# Anyone have a recipe for a lemon/lime jello salad?



## Linda Ahlquist (Dec 5, 2003)

I'm looking for  a recipe I've lost that was a family favorite.  It was called Elizabeth Salad and was made with lemon and lime jello and had crushed pineapple, cottage cheese, sour cream and milk.  Does anyone have a similar recipe they can share?


----------



## carnivore (Dec 5, 2003)

the 2nd recipe looks pretty close:

http://www.angelfire.com/home/carolynsscrapbook/recipes_salads.html


----------



## Linda Ahlquist (Dec 5, 2003)

*Thanks for the jello salad recipe*

My son will thank you too :!:  That looks very much like my old recipe.


----------



## Dove (Jan 3, 2004)

*Jello Salad*

Linda. 
Did you make the jello salad? If so, how did you like it?
Dove


----------



## tiggerbengal (Jan 4, 2004)

my granmother used to make the cottage cheese salad .. you can use different flavors, too. except the only difference, is that there was whipped cream in it.


----------



## Cindy Olson (Apr 8, 2006)

Linda Ahlquist said:
			
		

> I'm looking for  a recipe I've lost that was a family favorite.  It was called Elizabeth Salad and was made with lemon and lime jello and had crushed pineapple, cottage cheese, sour cream and milk.  Does anyone have a similar recipe they can share?

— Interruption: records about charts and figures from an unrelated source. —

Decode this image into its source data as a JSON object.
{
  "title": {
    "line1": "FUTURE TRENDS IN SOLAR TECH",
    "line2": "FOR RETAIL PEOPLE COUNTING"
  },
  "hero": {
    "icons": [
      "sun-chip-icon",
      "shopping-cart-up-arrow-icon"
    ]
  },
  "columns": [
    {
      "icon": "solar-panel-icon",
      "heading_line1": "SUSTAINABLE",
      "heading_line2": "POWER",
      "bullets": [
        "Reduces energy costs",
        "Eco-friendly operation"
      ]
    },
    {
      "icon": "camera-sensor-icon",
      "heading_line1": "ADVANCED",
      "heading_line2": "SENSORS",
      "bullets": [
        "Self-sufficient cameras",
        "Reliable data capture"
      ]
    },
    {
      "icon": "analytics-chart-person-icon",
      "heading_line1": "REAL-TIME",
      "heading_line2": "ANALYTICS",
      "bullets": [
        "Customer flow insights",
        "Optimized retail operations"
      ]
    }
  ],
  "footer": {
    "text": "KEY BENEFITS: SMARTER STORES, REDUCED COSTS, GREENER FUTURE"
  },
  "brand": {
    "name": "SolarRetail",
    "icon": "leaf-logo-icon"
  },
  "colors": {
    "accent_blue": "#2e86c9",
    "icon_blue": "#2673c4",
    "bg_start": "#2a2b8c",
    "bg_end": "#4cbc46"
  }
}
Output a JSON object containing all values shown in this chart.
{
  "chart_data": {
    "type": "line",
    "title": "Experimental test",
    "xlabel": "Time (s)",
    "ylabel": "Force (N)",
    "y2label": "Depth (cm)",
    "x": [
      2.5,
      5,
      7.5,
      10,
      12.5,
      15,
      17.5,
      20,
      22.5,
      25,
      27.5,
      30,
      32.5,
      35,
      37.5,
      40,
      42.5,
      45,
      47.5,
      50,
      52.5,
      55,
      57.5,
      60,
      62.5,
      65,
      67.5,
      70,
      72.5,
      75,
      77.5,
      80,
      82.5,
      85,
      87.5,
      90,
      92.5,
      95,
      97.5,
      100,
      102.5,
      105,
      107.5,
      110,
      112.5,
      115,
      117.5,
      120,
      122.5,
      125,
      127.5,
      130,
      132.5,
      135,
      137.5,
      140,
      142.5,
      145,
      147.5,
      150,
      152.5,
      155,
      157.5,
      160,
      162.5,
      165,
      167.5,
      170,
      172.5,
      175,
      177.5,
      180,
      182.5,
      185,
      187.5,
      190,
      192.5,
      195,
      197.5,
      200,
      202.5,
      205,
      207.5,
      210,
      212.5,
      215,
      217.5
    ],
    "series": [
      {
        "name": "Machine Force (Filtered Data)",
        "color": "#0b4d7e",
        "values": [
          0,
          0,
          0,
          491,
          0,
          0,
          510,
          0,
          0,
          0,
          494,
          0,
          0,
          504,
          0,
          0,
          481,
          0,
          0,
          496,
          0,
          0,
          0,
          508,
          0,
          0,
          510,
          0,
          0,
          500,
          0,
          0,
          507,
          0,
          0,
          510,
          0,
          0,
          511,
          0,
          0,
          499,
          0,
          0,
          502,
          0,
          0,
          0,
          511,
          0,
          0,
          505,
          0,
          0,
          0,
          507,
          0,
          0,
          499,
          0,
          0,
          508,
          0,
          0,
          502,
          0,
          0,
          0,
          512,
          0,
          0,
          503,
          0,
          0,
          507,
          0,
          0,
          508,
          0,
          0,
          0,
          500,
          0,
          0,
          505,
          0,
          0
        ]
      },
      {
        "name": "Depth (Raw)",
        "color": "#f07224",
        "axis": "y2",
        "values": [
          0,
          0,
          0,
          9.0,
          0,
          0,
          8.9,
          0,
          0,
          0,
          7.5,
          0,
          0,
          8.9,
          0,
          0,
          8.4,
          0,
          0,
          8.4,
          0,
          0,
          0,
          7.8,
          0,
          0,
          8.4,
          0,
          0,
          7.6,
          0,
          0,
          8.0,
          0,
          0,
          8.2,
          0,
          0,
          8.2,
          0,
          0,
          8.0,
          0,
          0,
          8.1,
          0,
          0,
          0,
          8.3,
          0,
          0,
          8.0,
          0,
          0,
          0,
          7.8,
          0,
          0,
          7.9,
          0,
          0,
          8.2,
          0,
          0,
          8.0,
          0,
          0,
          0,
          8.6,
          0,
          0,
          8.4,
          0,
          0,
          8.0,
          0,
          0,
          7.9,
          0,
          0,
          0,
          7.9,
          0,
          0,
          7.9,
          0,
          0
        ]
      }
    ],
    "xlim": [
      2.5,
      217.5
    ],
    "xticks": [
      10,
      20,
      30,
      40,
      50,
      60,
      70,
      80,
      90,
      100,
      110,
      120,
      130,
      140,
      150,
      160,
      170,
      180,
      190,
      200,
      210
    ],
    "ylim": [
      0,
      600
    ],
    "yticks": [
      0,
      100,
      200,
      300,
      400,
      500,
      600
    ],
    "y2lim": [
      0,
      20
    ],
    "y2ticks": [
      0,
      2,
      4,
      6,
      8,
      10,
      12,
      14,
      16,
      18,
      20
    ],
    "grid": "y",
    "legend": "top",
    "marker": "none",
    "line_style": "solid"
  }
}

Hi!  I have a wonderful recipe for the Lemon Lime jello mold....Still interested?  i would need to send it via e-mail...contact me at    kwehmhoff@hotmail.com... Bye for now!


----------



## Francesca43 (Jul 14, 2008)

*Elizabeth Salad*

Hi,

Here's my family recipe for Elizabeth Salad:

*Elizabeth Salad*​ Single Recipe
  1 pkg Lemon Jello
  1 pkg Lime Jello
  1 Cup hot water
  Place jello in bowl, float bowl in sink of  hot water (to help jello dissolve) and pour in 1 cup hot water.  Stir well to get as much of the gelatine to mix in as possible.
  1.5 Cups Sour Cream
  .5 Cups Milk
  1 Cup Cottage Cheese
  1 Cup Crushed Pineapple
  Add the above to jello mixture and stir.  Pour into mould and chill.  Garnish with extra sour cream and maraschino cherries.
Double Recipe
  2 pkg Lemon Jello
  2 pkg Lime Jello
  1.5 Cup hot water
  Place jello in bowl, float bowl in sink of  hot water (to help jello dissolve) and pour in 1 cup hot water.  Stir well to get as much of the gelatine to mix in as possible.
  3 Cups Sour Cream
  .5 Cups Milk
  2 Cups Cottage Cheese
  2 Cups Crushed Pineapple
  Add the above to jello mixture and stir.  Pour into mould and chill.  Garnish with extra sour cream and maraschino cherries.

Hope you like it.



Francesca


----------